This course examines the governance of the world’s oceans. National interests over the control of ocean space differ from country to country and in some situations these differences have led to conflict. The lectures focus on means by which countries have claimed sovereignty and exclusive jurisdiction off their coasts. The spatial impact these actions have on other maritime users will be analyzed with an emphasis on U.S. ocean policy and practice. The division of ocean space is analyzed from both a geographical and functional perspective. Geographically, each major type of maritime zone is discussed: baselines (which distinguish internal waters from the territorial sea), the territorial sea, contiguous zone, exclusive economic zone, continental shelf, and high seas. Functionally, primary ocean uses are examined, including fisheries, oil and gas development, deep seabed mining, navigation (commercial and military), and over flight. Special topics such marine scientific research, the Arctic and Antarctic regions, and marine environmental issues are addressed. Attention will be given to this semester’s trip itinerary when discussing the course topics. The understanding and use of nautical charts as they pertain to national maritime claims and boundaries will be examined. And, it will be shown why in this day of satellite imagery and computers that charts may not always give the best answers. During the course, the students will have “hands on” opportunities to put into action several class topics, including baselines and maritime boundaries. Late in the course, following the lectures on maritime zones and the principles of maritime boundaries, the class will be divided into negotiating teams. A scenario will be given to both sides, defining their country’s interests, where the offshore resources are located, and other pertinent facts. After caucusing as a team, and developing their maritime boundary negotiating strategy, the teams will engage in “negotiating” a boundary with its neighbor bringing to the table knowledge learned in this course.

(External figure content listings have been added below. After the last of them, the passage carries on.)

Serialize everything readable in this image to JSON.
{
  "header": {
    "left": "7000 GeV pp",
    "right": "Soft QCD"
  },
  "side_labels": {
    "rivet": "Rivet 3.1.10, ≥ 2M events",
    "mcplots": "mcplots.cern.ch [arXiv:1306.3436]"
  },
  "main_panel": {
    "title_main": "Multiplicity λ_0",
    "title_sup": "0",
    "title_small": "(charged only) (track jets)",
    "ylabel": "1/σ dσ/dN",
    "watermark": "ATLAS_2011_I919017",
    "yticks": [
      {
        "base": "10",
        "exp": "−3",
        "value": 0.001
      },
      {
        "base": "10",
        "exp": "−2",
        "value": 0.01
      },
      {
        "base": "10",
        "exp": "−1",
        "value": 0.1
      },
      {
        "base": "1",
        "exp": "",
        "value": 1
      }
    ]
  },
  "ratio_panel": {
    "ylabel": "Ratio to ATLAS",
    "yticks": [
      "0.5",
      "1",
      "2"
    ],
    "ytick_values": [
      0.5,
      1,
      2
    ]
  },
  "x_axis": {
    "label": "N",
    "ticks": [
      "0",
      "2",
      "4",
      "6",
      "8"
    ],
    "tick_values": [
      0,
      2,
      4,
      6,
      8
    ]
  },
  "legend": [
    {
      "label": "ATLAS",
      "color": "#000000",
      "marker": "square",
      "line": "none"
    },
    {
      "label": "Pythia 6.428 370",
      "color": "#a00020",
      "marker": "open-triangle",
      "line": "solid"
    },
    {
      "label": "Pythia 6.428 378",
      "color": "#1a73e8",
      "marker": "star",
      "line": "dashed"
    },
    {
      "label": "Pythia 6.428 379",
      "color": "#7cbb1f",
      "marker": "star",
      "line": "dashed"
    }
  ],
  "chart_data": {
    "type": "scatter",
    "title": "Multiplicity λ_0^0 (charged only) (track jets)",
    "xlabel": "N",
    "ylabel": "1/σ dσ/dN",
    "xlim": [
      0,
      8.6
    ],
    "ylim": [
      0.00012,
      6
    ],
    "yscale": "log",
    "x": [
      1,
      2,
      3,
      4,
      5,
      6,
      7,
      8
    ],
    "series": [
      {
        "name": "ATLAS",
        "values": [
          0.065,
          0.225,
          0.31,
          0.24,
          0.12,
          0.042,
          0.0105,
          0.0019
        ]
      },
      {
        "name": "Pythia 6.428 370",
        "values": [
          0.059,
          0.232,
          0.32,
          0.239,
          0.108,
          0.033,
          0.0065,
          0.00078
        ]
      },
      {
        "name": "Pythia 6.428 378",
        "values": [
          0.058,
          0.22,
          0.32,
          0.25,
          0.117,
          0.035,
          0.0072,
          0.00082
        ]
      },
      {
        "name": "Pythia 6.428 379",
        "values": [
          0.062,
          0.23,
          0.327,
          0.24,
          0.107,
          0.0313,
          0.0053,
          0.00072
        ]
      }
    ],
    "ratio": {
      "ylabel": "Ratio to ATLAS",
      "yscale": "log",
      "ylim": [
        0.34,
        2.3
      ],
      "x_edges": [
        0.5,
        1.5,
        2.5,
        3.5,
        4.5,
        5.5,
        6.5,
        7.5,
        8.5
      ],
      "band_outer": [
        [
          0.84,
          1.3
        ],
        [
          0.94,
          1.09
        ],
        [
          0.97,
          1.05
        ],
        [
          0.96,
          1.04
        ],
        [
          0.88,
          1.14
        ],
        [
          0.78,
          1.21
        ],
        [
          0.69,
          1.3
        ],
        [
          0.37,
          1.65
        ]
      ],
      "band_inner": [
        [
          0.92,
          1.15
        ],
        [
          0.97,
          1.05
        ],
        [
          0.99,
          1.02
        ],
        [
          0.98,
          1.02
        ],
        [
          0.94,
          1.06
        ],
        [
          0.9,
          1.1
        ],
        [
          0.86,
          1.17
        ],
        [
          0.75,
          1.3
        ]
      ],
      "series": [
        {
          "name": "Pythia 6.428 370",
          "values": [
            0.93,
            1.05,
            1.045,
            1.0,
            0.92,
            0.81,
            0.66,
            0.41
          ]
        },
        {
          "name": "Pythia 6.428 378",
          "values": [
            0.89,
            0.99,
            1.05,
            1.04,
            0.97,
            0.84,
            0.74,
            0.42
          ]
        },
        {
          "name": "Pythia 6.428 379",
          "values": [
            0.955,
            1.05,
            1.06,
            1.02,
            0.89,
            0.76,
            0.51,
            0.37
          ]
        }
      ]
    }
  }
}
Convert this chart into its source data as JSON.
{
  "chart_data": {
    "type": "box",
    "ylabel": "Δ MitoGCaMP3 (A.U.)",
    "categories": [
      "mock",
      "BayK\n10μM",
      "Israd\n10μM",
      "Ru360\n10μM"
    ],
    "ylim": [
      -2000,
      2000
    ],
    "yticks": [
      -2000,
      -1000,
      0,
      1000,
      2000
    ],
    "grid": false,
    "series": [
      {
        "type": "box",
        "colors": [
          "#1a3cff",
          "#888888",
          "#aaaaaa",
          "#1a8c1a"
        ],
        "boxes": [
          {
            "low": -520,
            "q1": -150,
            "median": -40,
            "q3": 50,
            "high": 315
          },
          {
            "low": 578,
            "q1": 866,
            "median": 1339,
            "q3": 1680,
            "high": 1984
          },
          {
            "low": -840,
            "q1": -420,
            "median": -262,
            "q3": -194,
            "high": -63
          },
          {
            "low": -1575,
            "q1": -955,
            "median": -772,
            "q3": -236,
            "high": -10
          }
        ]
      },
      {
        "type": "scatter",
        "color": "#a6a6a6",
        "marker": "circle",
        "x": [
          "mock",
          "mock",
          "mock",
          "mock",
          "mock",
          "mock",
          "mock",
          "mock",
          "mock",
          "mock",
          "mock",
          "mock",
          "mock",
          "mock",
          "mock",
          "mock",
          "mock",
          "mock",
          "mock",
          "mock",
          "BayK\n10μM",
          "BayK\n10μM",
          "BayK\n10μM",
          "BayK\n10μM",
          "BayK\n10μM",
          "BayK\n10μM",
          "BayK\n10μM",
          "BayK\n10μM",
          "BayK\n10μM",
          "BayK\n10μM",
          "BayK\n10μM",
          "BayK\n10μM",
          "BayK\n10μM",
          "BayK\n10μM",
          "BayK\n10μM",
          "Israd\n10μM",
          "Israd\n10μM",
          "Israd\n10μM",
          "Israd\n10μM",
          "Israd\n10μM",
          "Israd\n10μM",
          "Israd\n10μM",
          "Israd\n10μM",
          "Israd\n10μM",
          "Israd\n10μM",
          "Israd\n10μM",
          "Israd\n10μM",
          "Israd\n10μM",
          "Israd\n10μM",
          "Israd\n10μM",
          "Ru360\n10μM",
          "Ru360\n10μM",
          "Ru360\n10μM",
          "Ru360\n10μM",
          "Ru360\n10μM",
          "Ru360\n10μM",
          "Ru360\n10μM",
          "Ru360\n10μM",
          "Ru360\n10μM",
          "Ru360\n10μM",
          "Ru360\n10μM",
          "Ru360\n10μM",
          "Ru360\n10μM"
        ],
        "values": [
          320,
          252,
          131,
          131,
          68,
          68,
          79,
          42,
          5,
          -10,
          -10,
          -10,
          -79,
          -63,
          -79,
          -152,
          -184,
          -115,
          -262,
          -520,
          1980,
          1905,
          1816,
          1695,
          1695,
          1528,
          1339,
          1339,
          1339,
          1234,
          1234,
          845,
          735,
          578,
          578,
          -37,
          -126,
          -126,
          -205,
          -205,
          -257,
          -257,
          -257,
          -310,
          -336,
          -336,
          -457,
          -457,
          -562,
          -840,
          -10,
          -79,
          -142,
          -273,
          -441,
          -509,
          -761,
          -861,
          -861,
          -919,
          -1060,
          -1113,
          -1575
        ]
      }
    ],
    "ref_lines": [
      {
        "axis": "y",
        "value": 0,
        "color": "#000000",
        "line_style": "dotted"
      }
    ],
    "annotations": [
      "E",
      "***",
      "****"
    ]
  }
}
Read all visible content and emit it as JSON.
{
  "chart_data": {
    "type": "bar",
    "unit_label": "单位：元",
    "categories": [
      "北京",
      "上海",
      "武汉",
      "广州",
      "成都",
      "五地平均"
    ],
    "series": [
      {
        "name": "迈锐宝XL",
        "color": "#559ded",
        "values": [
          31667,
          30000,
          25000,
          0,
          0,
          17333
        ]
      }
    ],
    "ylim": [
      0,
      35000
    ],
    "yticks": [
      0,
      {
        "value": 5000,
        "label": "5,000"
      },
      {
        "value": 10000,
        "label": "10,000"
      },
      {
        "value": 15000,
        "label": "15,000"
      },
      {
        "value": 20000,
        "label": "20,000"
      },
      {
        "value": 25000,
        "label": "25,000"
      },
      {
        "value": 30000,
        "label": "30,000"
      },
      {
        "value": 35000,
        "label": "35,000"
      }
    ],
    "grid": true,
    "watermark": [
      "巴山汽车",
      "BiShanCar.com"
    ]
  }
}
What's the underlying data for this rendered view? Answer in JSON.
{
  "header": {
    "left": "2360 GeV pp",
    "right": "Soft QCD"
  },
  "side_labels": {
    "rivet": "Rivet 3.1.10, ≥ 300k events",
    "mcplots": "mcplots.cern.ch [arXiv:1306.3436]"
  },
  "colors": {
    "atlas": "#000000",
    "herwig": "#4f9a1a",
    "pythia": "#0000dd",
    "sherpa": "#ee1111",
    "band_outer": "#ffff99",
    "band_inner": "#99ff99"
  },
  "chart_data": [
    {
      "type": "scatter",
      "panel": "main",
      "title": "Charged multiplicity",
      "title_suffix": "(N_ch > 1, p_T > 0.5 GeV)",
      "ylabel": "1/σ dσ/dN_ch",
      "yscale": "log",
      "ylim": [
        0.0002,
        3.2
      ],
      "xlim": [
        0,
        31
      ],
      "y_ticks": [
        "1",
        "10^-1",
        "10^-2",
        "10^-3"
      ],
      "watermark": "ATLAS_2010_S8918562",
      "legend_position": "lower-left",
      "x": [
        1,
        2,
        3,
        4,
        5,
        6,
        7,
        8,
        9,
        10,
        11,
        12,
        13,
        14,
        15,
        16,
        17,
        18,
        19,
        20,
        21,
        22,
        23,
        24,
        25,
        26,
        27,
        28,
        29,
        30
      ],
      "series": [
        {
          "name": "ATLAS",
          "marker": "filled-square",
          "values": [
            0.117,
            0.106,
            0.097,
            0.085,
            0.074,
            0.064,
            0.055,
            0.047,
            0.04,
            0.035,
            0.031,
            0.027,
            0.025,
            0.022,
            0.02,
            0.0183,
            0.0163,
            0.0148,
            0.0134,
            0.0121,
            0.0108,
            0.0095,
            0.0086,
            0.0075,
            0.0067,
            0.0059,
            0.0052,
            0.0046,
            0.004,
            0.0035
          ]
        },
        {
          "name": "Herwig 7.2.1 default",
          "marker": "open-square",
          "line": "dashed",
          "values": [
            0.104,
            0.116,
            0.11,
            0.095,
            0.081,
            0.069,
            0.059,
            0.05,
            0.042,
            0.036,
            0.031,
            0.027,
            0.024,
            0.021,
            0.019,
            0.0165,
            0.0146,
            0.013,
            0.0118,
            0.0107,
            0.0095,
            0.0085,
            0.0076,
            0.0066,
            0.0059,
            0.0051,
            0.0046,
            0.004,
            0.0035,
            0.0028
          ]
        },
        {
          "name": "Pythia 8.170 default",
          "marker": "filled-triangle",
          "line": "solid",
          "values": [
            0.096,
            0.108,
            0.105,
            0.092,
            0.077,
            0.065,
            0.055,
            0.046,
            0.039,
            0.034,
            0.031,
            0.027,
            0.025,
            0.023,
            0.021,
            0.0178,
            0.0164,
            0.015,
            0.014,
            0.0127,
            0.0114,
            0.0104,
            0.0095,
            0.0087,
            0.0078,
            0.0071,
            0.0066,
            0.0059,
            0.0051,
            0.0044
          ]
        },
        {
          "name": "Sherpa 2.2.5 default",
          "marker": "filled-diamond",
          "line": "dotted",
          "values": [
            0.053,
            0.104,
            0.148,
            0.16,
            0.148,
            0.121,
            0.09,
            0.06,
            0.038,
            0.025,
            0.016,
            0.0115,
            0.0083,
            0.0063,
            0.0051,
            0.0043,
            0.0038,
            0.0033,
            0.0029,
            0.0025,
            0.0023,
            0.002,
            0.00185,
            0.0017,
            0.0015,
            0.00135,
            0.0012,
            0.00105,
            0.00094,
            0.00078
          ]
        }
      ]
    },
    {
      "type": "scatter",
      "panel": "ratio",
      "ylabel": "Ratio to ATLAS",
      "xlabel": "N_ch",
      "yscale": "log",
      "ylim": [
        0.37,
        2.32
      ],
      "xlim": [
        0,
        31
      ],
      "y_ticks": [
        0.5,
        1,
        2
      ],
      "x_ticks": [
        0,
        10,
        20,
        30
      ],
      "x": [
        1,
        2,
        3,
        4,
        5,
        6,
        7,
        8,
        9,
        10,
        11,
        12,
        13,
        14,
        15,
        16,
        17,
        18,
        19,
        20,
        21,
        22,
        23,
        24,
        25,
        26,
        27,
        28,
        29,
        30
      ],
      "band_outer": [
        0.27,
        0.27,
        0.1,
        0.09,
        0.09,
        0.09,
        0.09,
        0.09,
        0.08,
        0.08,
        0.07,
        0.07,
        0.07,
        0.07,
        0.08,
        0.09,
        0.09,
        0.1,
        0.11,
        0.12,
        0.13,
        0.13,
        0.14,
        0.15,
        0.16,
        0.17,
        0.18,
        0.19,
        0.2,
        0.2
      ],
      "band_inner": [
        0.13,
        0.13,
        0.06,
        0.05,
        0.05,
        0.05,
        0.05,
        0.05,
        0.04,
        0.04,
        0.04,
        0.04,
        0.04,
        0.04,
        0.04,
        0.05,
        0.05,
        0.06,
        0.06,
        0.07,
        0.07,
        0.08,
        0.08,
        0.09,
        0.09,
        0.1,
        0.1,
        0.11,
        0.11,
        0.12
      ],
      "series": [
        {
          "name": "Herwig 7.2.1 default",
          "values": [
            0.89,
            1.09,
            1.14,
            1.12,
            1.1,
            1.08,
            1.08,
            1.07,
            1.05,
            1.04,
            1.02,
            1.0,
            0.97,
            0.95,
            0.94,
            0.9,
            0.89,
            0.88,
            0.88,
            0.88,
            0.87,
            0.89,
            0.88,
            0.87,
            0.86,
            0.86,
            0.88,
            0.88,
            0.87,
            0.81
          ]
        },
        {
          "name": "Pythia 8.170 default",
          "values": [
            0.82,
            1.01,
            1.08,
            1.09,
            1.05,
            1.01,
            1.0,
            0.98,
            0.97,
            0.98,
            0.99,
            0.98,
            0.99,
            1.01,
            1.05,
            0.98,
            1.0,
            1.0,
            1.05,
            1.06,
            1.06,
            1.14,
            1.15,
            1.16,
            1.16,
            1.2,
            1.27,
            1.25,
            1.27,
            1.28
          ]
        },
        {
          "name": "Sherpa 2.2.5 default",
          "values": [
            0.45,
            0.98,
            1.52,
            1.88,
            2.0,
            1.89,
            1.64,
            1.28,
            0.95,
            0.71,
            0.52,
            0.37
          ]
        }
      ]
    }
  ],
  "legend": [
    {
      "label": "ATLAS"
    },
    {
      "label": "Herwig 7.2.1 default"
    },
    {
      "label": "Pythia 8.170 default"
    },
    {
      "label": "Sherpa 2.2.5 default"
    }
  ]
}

Field WorkCountry: England
The class will visit the National Oceanographic Centre (NOC) one of the world’s premier Oceanographic research centres. The students will arrive at about 0930 and will receive a general briefing on the Centre’s beginnings and overall mission. This brief will be followed by a visit to the Research vessels Callista and will include some hands-on activities. The morning will continue with a visit to the NOC Research Aquarium, the British Ocean Sediment Core Research Facility (BOSCORF), and the Deep See Research Vehicle Hanger. These visits will be followed by two 20 minute talks by scientists who are involved with marine scientific research. The tour and briefings will end with lunch at the NOC mess (at own expense). Following lunch the group will either walk back to the ship or be taken back by van, depending on the location of the MV Explorer.